On the 4th of February, the Ouarzazate Solar Plant was switched on in Morocco. This is the world’s largest concentrated solar plant which will be powering over a million homes by 2018 while reducing the carbon emissions by an estimated 760,000 tons per year. It isn't the sheer size of the plant or its use of concentrating solar power (CSP) technology that sets it apart, rather, it is the vision and institutional framework around it that does. This plan intends to power 42% of the nation with renewable electric power by 2020.
From the perspective of a technocrat like me, this project seemed like the forefront of our generations battle for sustainable energy. But it was only when I spoke to the people and experts on the ground that I realized that the Moroccan Solar Energy plan was much more than battle for sustainable energy, it is also a battle to help its unsustainable economy. The impact of this native energy generation capability on the government’s budget cannot be understated. For a country that is struggling with the highest rate of youth unemployment in the last decade, Morocco is striving to fight the structural factors that have dominated its economy. These investments in renewable energy are one such fight that could yield very profitable results. However, there is more at stake her than cheaper and more sustainable energy.
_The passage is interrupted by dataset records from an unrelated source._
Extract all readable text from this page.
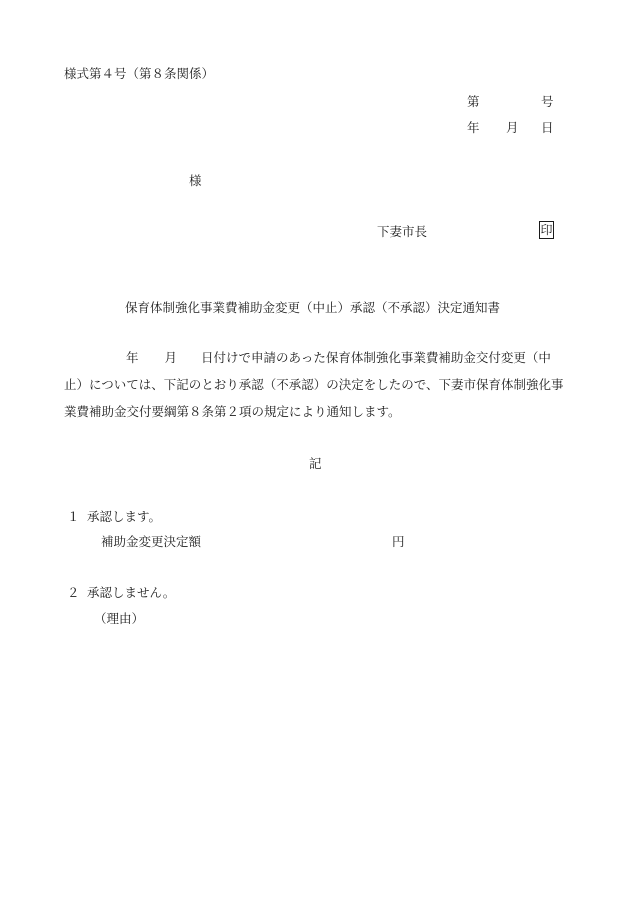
様式第４号（第８条関係）
第	号
年 月 日
様
下妻市長	印
保育体制強化事業費補助金変更（中止）承認（不承認）決定通知書
年 月 日付けで申請のあった保育体制強化事業費補助金交付変更（中
止）については、下記のとおり承認（不承認）の決定をしたので、下妻市保育体制強化事
業費補助金交付要綱第８条第２項の規定により通知します。
記
１ 承認します。
補助金変更決定額	円
２ 承認しません。
（理由）
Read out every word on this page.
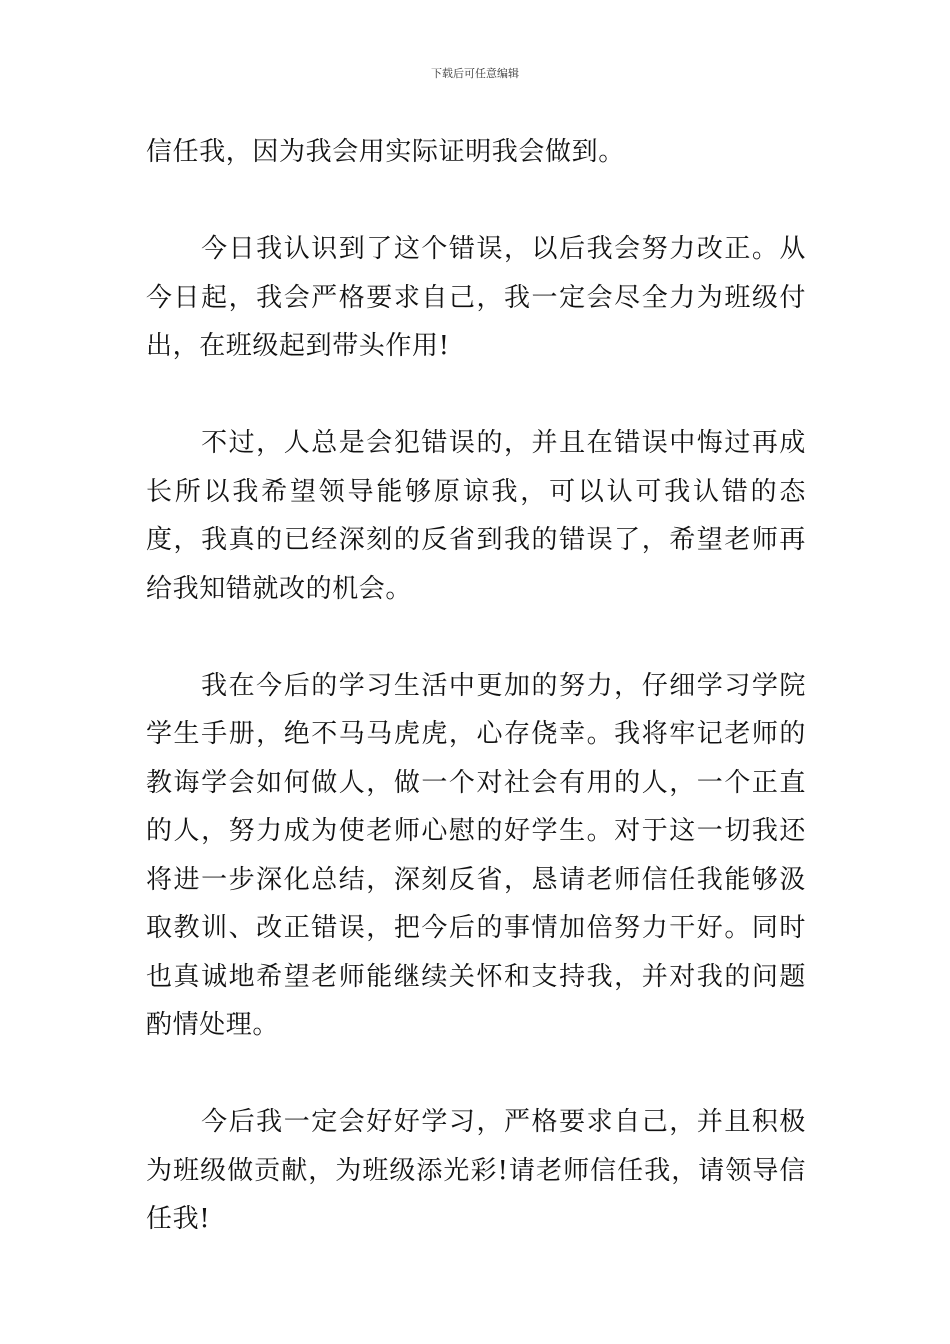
下载后可任意编辑

信任我，因为我会用实际证明我会做到。

　　今日我认识到了这个错误，以后我会努力改正。从今日起，我会严格要求自己，我一定会尽全力为班级付出，在班级起到带头作用!

　　不过，人总是会犯错误的，并且在错误中悔过再成长所以我希望领导能够原谅我，可以认可我认错的态度，我真的已经深刻的反省到我的错误了，希望老师再给我知错就改的机会。

　　我在今后的学习生活中更加的努力，仔细学习学院学生手册，绝不马马虎虎，心存侥幸。我将牢记老师的教诲学会如何做人，做一个对社会有用的人，一个正直的人，努力成为使老师心慰的好学生。对于这一切我还将进一步深化总结，深刻反省，恳请老师信任我能够汲取教训、改正错误，把今后的事情加倍努力干好。同时也真诚地希望老师能继续关怀和支持我，并对我的问题酌情处理。

　　今后我一定会好好学习，严格要求自己，并且积极为班级做贡献，为班级添光彩!请老师信任我，请领导信任我!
One of the three primary objectives of the Moroccan Agency for Solar Energy (MASEN), the public-private partnership that oversee’s the projects, is to “contribute to the development of national expertise”. The importance of this contribution to national expertise is clearly linked to the need for providing the highly skilled labor with employment. The government needs to inject the economy with projects that require the skills and knowledge that is being wasted by the rising number of unemployed youth with post-graduate degrees in STEM fields. Even though MASEN has set up an incubator to enable entrepreneurial initiatives in the realm of renewable energy, the country clearly needs much more thought about how this skilled employment deficit can be tackled.
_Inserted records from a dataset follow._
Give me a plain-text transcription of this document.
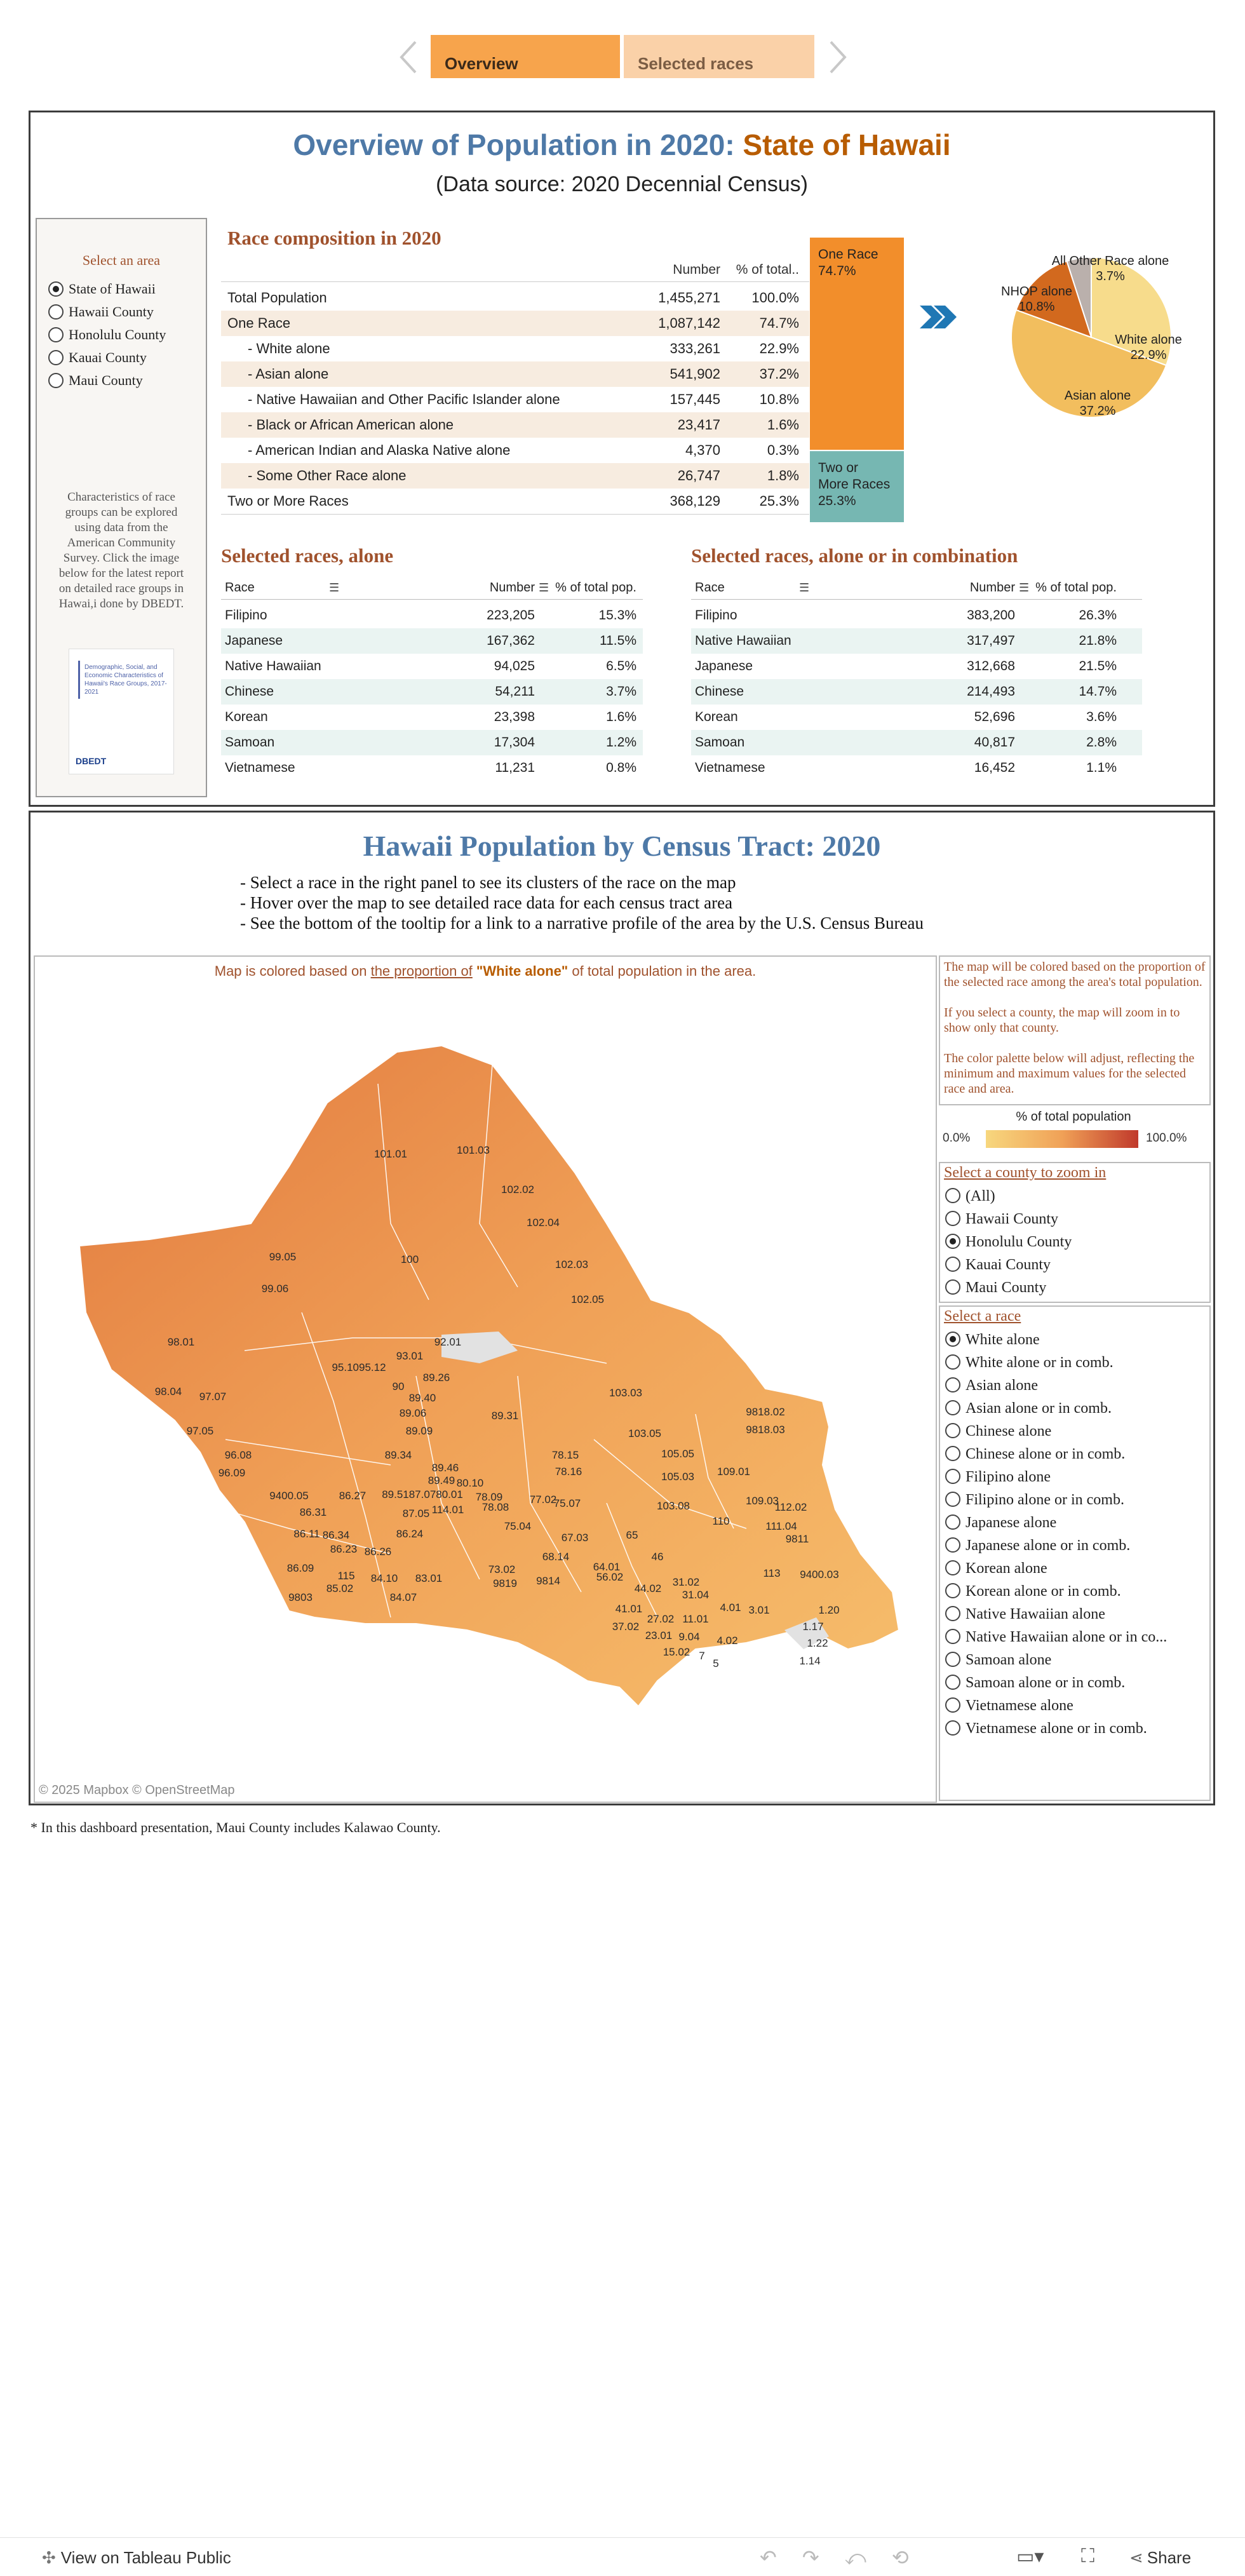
Overview	Selected races
Overview of Population in 2020: State of Hawaii
(Data source: 2020 Decennial Census)
Select an area
State of Hawaii
Hawaii County
Honolulu County
Kauai County
Maui County
Characteristics of race groups can be explored using data from the American Community Survey. Click the image below for the latest report on detailed race groups in Hawai,i done by DBEDT.
Demographic, Social, and Economic Characteristics of Hawaii's Race Groups, 2017-2021
DBEDT
Race composition in 2020
Number	% of total..
Total Population	1,455,271	100.0%
One Race	1,087,142	74.7%
- White alone	333,261	22.9%
- Asian alone	541,902	37.2%
- Native Hawaiian and Other Pacific Islander alone	157,445	10.8%
- Black or African American alone	23,417	1.6%
- American Indian and Alaska Native alone	4,370	0.3%
- Some Other Race alone	26,747	1.8%
Two or More Races	368,129	25.3%
One Race
74.7%
Two or
More Races
25.3%
All Other Race alone
3.7%
White alone
22.9%
Asian alone
37.2%
NHOP alone
10.8%
Selected races, alone
Race	☰	Number ☰ % of total pop.
Filipino	223,205	15.3%
Japanese	167,362	11.5%
Native Hawaiian	94,025	6.5%
Chinese	54,211	3.7%
Korean	23,398	1.6%
Samoan	17,304	1.2%
Vietnamese	11,231	0.8%
Selected races, alone or in combination
Race	☰	Number ☰ % of total pop.
Filipino	383,200	26.3%
Native Hawaiian	317,497	21.8%
Japanese	312,668	21.5%
Chinese	214,493	14.7%
Korean	52,696	3.6%
Samoan	40,817	2.8%
Vietnamese	16,452	1.1%
Hawaii Population by Census Tract: 2020
- Select a race in the right panel to see its clusters of the race on the map
- Hover over the map to see detailed race data for each census tract area
- See the bottom of the tooltip for a link to a narrative profile of the area by the U.S. Census Bureau
Map is colored based on the proportion of "White alone" of total population in the area.
101.01	101.03
102.02
102.04
100	102.03
99.05
99.06
102.05
98.01
93.01
92.01
95.1095.12
89.26
90
98.04 97.07	89.40
89.06	89.31
103.03
89.09
97.05	103.05
9818.02
96.08	89.34
9818.03
78.15	105.05
89.46
96.09
89.49 80.10
78.16	109.01
105.03
9400.05	86.27 89.5187.0780.01 78.09 77.02	109.03
114.01 78.08	75.07	103.08	112.02
87.05
86.31
110	111.04
75.04
86.11 86.34	86.24	67.03	65	9811
86.23 86.26	68.14	46
113
86.09	73.02
115
64.01
9400.03
84.10 83.01	9819 9814	56.02	31.02
85.02	44.02
31.04
9803	84.07
41.01	4.01 3.01	1.20
27.02 11.01
37.02	1.17
23.01 9.04 4.02	1.22
15.02 7
5	1.14
© 2025 Mapbox © OpenStreetMap
The map will be colored based on the proportion of the selected race among the area's total population.
If you select a county, the map will zoom in to show only that county.
The color palette below will adjust, reflecting the minimum and maximum values for the selected race and area.
% of total population
0.0%	100.0%
Select a county to zoom in
(All)
Hawaii County
Honolulu County
Kauai County
Maui County
Select a race
White alone
White alone or in comb.
Asian alone
Asian alone or in comb.
Chinese alone
Chinese alone or in comb.
Filipino alone
Filipino alone or in comb.
Japanese alone
Japanese alone or in comb.
Korean alone
Korean alone or in comb.
Native Hawaiian alone
Native Hawaiian alone or in co...
Samoan alone
Samoan alone or in comb.
Vietnamese alone
Vietnamese alone or in comb.
* In this dashboard presentation, Maui County includes Kalawao County.
✣ View on Tableau Public	↶↷⤺⟲	▭▾ ⛶ ⋖ Share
Understanding the impact of the Moroccan Solar Energy plan on the economy, however, remains a very complicated task. Some economists argue that it the the ‘rate of integration’ of solar technologies in MASEN supply chains that will determine its contribution to national expertise while others support building these projects by importing the necessary materials so that the government has more room to invest wisely in the future of the economy. The Ouarzazate Solar Plant is just the beginning and MASEN’s plans are much grander. How the Moroccan economy behaves, however, remains to be seen.